Clamoroso piccolo “ciclone sub-tropicale” nel mar Adriatico, ecco cosa succederà

Quel che stiamo assistendo in questi minuti ha davvero del clamoroso: nel mar Adriatico sta prendendo vita un piccolo ciclone dalle caratteristiche sub-tropicali, un fenomeno che per il Mediterraneo è tipico nei mesi autunnali e non certamente nel pieno dell’inverno.
Ma cosa sta succedendo? Ebbene il ciclone extra-tropicale (tipica perturbazione delle nostre latitudini) che ieri ha preso vita nel mar Tirreno ha dapprima sferzato le regioni del sud con venti tempestosi e forti nevicate fino in collina, dopodiché si è diretto nel mar Adriatico dove si è molto rimpicciolito e, al tempo stesso, ulteriormente evoluto.
Già da ieri pomeriggio era evidente una graduale evoluzione di questo ciclone, mentre scorreva sulle acque del Tirreno. In particolare si poteva riscontrare la tipica "warm seclusion", ovvero l’inglobamento all’interno del ciclone di una grande quantità di calore, la quale ne aveva decisamente rafforzato ogni caratteristica e lo aveva reso molto più temibile (e difatti così è stato se consideriamo i danni causati su Campania e Sicilia).
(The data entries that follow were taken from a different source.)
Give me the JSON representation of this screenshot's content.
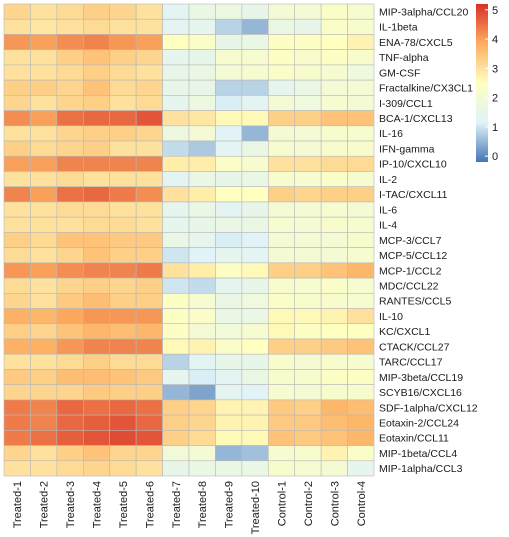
{
  "chart_data": {
    "type": "heatmap",
    "rows": [
      "MIP-3alpha/CCL20",
      "IL-1beta",
      "ENA-78/CXCL5",
      "TNF-alpha",
      "GM-CSF",
      "Fractalkine/CX3CL1",
      "I-309/CCL1",
      "BCA-1/CXCL13",
      "IL-16",
      "IFN-gamma",
      "IP-10/CXCL10",
      "IL-2",
      "I-TAC/CXCL11",
      "IL-6",
      "IL-4",
      "MCP-3/CCL7",
      "MCP-5/CCL12",
      "MCP-1/CCL2",
      "MDC/CCL22",
      "RANTES/CCL5",
      "IL-10",
      "KC/CXCL1",
      "CTACK/CCL27",
      "TARC/CCL17",
      "MIP-3beta/CCL19",
      "SCYB16/CXCL16",
      "SDF-1alpha/CXCL12",
      "Eotaxin-2/CCL24",
      "Eotaxin/CCL11",
      "MIP-1beta/CCL4",
      "MIP-1alpha/CCL3"
    ],
    "columns": [
      "Treated-1",
      "Treated-2",
      "Treated-3",
      "Treated-4",
      "Treated-5",
      "Treated-6",
      "Treated-7",
      "Treated-8",
      "Treated-9",
      "Treated-10",
      "Control-1",
      "Control-2",
      "Control-3",
      "Control-4"
    ],
    "values": [
      [
        3.2,
        3.0,
        3.1,
        3.3,
        3.2,
        3.0,
        1.3,
        1.6,
        1.7,
        1.5,
        2.0,
        2.0,
        2.3,
        2.1
      ],
      [
        3.0,
        2.9,
        3.0,
        3.1,
        3.0,
        3.0,
        1.3,
        1.4,
        0.8,
        0.5,
        1.6,
        1.5,
        2.3,
        2.2
      ],
      [
        4.1,
        4.0,
        4.2,
        4.3,
        4.1,
        4.0,
        2.5,
        2.3,
        1.5,
        1.6,
        2.4,
        2.4,
        2.5,
        2.7
      ],
      [
        3.0,
        3.0,
        3.3,
        3.5,
        3.3,
        3.2,
        1.4,
        1.5,
        2.1,
        2.1,
        2.4,
        2.2,
        2.4,
        2.2
      ],
      [
        3.0,
        3.0,
        3.1,
        3.3,
        3.1,
        3.0,
        1.5,
        1.6,
        2.0,
        2.1,
        2.3,
        2.2,
        2.1,
        1.8
      ],
      [
        3.3,
        3.3,
        3.2,
        3.5,
        3.1,
        3.2,
        1.5,
        1.5,
        0.8,
        0.8,
        1.4,
        1.6,
        2.0,
        2.0
      ],
      [
        3.2,
        3.0,
        3.2,
        3.3,
        3.0,
        3.1,
        1.4,
        1.7,
        1.1,
        1.3,
        2.0,
        1.8,
        2.1,
        2.0
      ],
      [
        4.2,
        4.0,
        4.5,
        4.6,
        4.6,
        4.8,
        3.0,
        2.9,
        2.6,
        2.6,
        3.3,
        3.3,
        3.5,
        3.5
      ],
      [
        3.0,
        3.0,
        3.2,
        3.3,
        3.3,
        3.2,
        1.7,
        2.0,
        1.2,
        0.5,
        2.0,
        2.0,
        2.2,
        2.1
      ],
      [
        3.3,
        3.1,
        3.2,
        3.3,
        3.0,
        3.0,
        0.9,
        0.7,
        1.3,
        1.6,
        2.1,
        2.0,
        2.2,
        2.2
      ],
      [
        4.0,
        4.0,
        4.3,
        4.3,
        4.3,
        4.3,
        2.8,
        2.8,
        2.3,
        2.1,
        3.0,
        3.0,
        3.1,
        3.1
      ],
      [
        3.0,
        3.0,
        3.1,
        3.0,
        3.0,
        3.0,
        1.3,
        1.6,
        1.5,
        1.6,
        2.2,
        2.1,
        2.3,
        2.1
      ],
      [
        4.3,
        4.0,
        4.5,
        4.6,
        4.4,
        4.2,
        3.0,
        2.8,
        2.5,
        2.5,
        3.3,
        3.2,
        3.3,
        3.3
      ],
      [
        3.0,
        3.0,
        3.1,
        3.1,
        3.0,
        3.0,
        1.4,
        1.6,
        1.3,
        1.5,
        2.0,
        2.0,
        2.1,
        2.0
      ],
      [
        3.0,
        3.0,
        3.0,
        3.1,
        3.1,
        3.0,
        1.4,
        1.5,
        1.6,
        1.6,
        2.1,
        2.0,
        2.2,
        2.1
      ],
      [
        3.3,
        3.1,
        3.5,
        3.5,
        3.4,
        3.4,
        1.6,
        1.4,
        1.1,
        1.2,
        2.0,
        2.0,
        2.0,
        2.2
      ],
      [
        3.1,
        3.0,
        3.2,
        3.5,
        3.3,
        3.3,
        1.0,
        1.2,
        1.4,
        1.3,
        2.0,
        2.0,
        2.0,
        2.1
      ],
      [
        4.1,
        4.0,
        4.2,
        4.3,
        4.3,
        4.4,
        3.0,
        2.8,
        2.4,
        2.6,
        3.3,
        3.3,
        3.5,
        3.7
      ],
      [
        3.1,
        3.0,
        3.2,
        3.3,
        3.2,
        3.3,
        1.0,
        0.9,
        1.4,
        1.5,
        2.2,
        2.1,
        2.3,
        2.1
      ],
      [
        3.2,
        3.0,
        3.4,
        3.6,
        3.3,
        3.3,
        2.4,
        2.1,
        1.6,
        1.8,
        2.3,
        2.2,
        2.2,
        2.1
      ],
      [
        3.8,
        3.7,
        3.9,
        4.1,
        4.1,
        4.1,
        2.4,
        2.3,
        1.6,
        1.6,
        2.6,
        2.6,
        2.7,
        3.0
      ],
      [
        3.3,
        3.2,
        3.5,
        3.7,
        3.6,
        3.7,
        2.4,
        2.0,
        1.9,
        2.1,
        2.6,
        2.4,
        2.5,
        2.5
      ],
      [
        3.8,
        3.8,
        4.1,
        4.3,
        4.3,
        4.3,
        2.6,
        2.7,
        2.3,
        2.5,
        3.3,
        3.3,
        3.4,
        3.5
      ],
      [
        3.0,
        3.0,
        3.1,
        3.3,
        3.1,
        3.1,
        0.8,
        1.3,
        1.5,
        1.5,
        2.2,
        2.0,
        2.2,
        2.1
      ],
      [
        3.4,
        3.3,
        3.6,
        3.6,
        3.5,
        3.4,
        1.4,
        1.1,
        1.3,
        1.6,
        2.2,
        2.2,
        2.4,
        2.4
      ],
      [
        3.2,
        3.2,
        3.2,
        3.4,
        3.3,
        3.3,
        0.5,
        0.3,
        1.3,
        1.2,
        2.1,
        2.0,
        2.2,
        2.2
      ],
      [
        4.4,
        4.3,
        4.6,
        4.5,
        4.6,
        4.5,
        3.3,
        3.2,
        2.7,
        2.7,
        3.4,
        3.3,
        3.7,
        3.6
      ],
      [
        4.4,
        4.3,
        4.6,
        4.7,
        4.8,
        4.6,
        3.3,
        3.2,
        2.7,
        2.7,
        3.4,
        3.4,
        3.6,
        3.7
      ],
      [
        4.4,
        4.5,
        4.7,
        4.8,
        4.9,
        4.8,
        3.3,
        3.1,
        2.6,
        2.6,
        3.5,
        3.4,
        3.5,
        3.7
      ],
      [
        3.2,
        3.0,
        3.3,
        3.5,
        3.2,
        3.2,
        1.9,
        2.0,
        0.5,
        0.6,
        2.1,
        2.2,
        2.7,
        2.3
      ],
      [
        3.0,
        3.0,
        3.1,
        3.2,
        3.1,
        3.0,
        1.5,
        1.6,
        1.6,
        1.6,
        2.2,
        2.1,
        2.0,
        1.4
      ]
    ],
    "zlim": [
      -0.2,
      5.2
    ],
    "colorbar": {
      "ticks": [
        0,
        1,
        2,
        3,
        4,
        5
      ],
      "tick_labels": [
        "0",
        "1",
        "2",
        "3",
        "4",
        "5"
      ],
      "placement": "top-right"
    },
    "colors": {
      "low": "#4575b4",
      "mid_low": "#e0f3f8",
      "mid": "#ffffbf",
      "mid_high": "#fdae61",
      "high": "#d73027"
    },
    "grid": true,
    "title": "",
    "xlabel": "",
    "ylabel": ""
  }
}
Adesso questo ciclone si sta evolvendo definitivamente in un vero e proprio ciclone sub-tropicale. Nell’occhio di questo ciclone troviamo temperature leggermente più alte rispetto alle aree circostanti, il che sta ad indicare la presenza di un "cuore caldo", caratteristica tipica dei cicloni tropicali. Tutto merito del calore superficiale emesso dall’Adriatico, che osservato con questa incisività nel pieno di gennaio ha certamente del clamoroso.
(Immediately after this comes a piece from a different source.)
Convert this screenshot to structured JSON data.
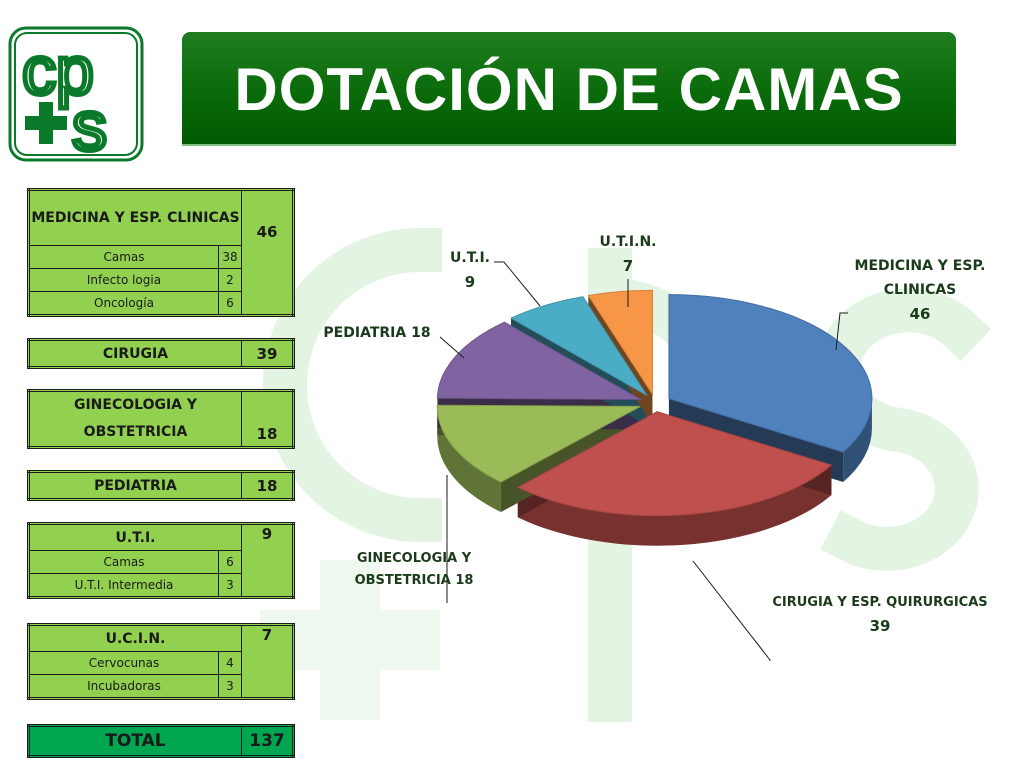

Ovviamente viene a crearsi un effetto a catena: il calore marino dona energia al ciclone e attorno all’occhio centrale si sviluppano vere e proprie "torri", ovvero cumulonembi che rafforzano ulteriormente il ciclone donando, al suo occhio, il "calore latente di condensazione", ovvero quel calore sprigionato dalla condensazione del vapore acqueo in nubi. La formazione dei cumulonembi tutt’attorno all’occhio del ciclone è una caratteristica imprescindibile dei cicloni tropicali. È molto probabile che ci troviamo davanti ad un TLC (Tropical Like Cyclone), paragonabile a tutti gli effetti ad una tempesta tropicale. Attorno a questo occhio il vento medio potrebbe essere compreso tra i 60 e gli 80 km/h, ma è davvero difficile stimarlo, non essendoci strumenti nelle vicinanze.
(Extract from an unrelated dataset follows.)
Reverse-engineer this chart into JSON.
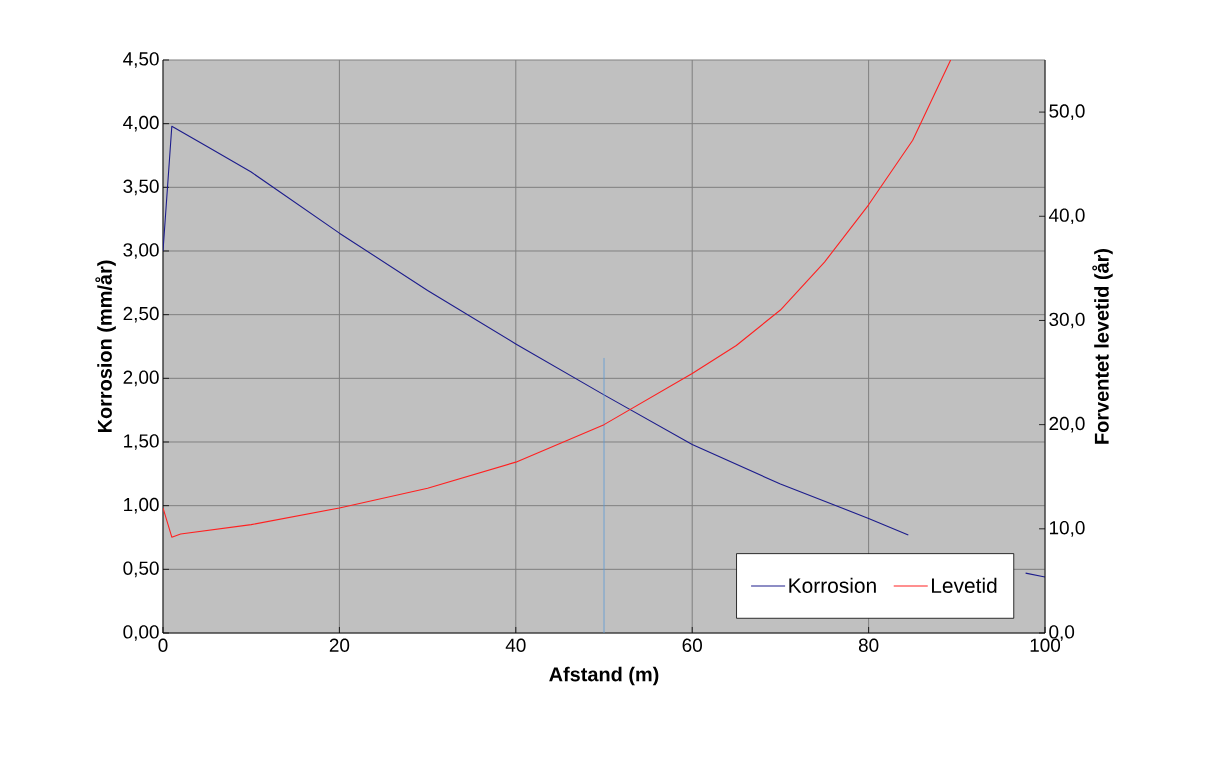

Comunque possiamo sapere dove sarà diretto questo ciclone: le ultime simulazioni lo vedono diretto su Marche centro-settentrionali e Romagna, dove tra stasera e domani innescherà piogge abbondanti e persistenti su coste e basse quote, mentre oltre i 300 metri causerà nevicate molto abbondanti.

Gli accumuli totali previsti non possono passere inosservati: si prevedono picchi superiori ai 90 mm tra pesarese, riminese, forlivese, il tutto accompagnato da venti di burrasca. La neve dovrebbe spingersi sin verso i 300 metri, ma gli accumuli davvero abbondanti sono attesi nei settori più interni e in montagna: altamente probabile l’arrivo di vere e proprie tempeste di neve sull’Appennino, con accumuli superiori ai 50-70 cm in poche ore.
Dopo aver effettuato il "landfall" sulle coste marchigiane il ciclone inizierà rapidamente ad indebolirsi.